« Facs poubelles », « usine à chômeurs », les qualificatifs souvent négatifs continuent de prospérer à propos de l’université, essentiellement les SHS et surtout les humanités. Malgré des changements profonds, qu’attestent les taux d’insertion professionnelle, les humanités vivent avec cette image d’inadaptation aux attentes de la société contemporaine : un problème aussi aux USA comme le montre une étude américaine. Retour sur une idée reçue.
Dans un article paru en août 2018 sur le site de The Atlantic (merci à la présidente de Paris Dauphine Isabelle Huault pour le signalement !), Benjamin Schmidt dresse un constat passionnant sur l’évolution de l’attractivité des Humanités dans les universités américaines (avec leur autonomie et le système majeure-mineure), en particulier, mais pas seulement, en lien avec les courbes de l’économie. Son constat ? Depuis la crise de 2008, « students aren’t fleeing degrees with poor job prospects. They’re fleeing humanities and related fields specifically because they think they have poor job prospects. » Et ceci dans un contexte d’augmentation effrénée des frais d’inscription, qui implique un rapide retour sur investissement.

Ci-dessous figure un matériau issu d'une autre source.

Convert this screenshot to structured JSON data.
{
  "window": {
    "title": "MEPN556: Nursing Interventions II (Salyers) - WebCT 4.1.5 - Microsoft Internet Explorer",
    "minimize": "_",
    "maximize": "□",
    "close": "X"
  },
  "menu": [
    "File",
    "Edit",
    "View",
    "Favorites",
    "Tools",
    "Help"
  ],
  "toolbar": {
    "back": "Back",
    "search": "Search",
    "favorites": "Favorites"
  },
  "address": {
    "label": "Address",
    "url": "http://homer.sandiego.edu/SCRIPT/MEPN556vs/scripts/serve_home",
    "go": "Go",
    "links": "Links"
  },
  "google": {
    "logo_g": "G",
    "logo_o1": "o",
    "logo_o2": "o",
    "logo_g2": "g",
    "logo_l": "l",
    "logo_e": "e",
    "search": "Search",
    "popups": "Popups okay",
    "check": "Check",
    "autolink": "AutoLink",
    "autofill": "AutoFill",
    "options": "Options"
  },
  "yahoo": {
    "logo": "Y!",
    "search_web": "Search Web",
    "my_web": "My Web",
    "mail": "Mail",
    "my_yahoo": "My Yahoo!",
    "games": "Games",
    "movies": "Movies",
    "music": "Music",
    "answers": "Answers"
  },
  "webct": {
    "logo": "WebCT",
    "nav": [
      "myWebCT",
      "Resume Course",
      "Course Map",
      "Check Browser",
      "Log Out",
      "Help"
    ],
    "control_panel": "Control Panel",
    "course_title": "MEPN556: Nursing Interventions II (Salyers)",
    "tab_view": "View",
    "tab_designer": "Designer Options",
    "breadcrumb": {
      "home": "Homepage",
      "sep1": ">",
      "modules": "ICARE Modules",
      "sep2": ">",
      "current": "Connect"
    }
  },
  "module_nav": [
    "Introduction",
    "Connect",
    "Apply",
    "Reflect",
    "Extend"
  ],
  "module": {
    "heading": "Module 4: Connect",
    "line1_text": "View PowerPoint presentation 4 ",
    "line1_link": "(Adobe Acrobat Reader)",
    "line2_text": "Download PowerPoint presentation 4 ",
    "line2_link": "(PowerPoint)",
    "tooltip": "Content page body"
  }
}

Benjamin Schmidt rappelle que les prophéties négatives sur l’avenir des humanités dans les universités apparaissent sur ce sujet dès 1964 ! Pourtant, il avoue que, sceptique au début sur ces discours catastrophistes, il est désormais convaincu que l’importance de la baisse des inscrits permet d’utiliser le mot « crise ».
Je laisse les lecteurs disséquer les arguments de l’auteur, qui ont l’immense avantage de s’appuyer sur des données. Mais si je résume sa thèse, c’est que malgré tout, les perspectives professionnelles des « humanités » sont bonnes.
A partir des données et études diverses, il souligne que ces diplômés âgés de moins de 35 ans sont en fait moins susceptibles d’être au chômage que les diplômés en sciences de la vie ou en sciences sociales. D’autres facteurs, tels que le sexe, l’origine ethnique, géographique importent plus.
En quelques sorte, on assisterait à une prophétie autoréalisatrice : à force de dire que l’avenir c’est l’informatique, les étudiants auraient fait des choix en ce sens.
Une de ses conclusions est que les diplômes d’informatique ont déjà chuté une fois en réponse à l’évolution du marché du travail, après la crise des dot-com : « peut-on promettre aux jeunes de 18 ans qu’un diplôme d’informatique leur garantira un emploi en 2022 ? »
Et en France ?
Rappelons que la culture anglo-saxonne des entreprises n’a quand même rien à voir avec les françaises : avoir un diplôme de philosophie ou de littérature du 18è siècle n’y est pas considéré comme inutile voire dégradant…
Or, il est un point qui est souvent partagé entre universitaires et entreprises en France : l’acquisition de connaissances dites « classiques » et « non-professionnalisantes » ne préparerait pas bien à l’insertion en entreprise.
Côté étudiant, ces formations professionnalisantes ont la cote, sans que l’on sache très bien si ce n’est pas plutôt leur côté sélectif qui attire !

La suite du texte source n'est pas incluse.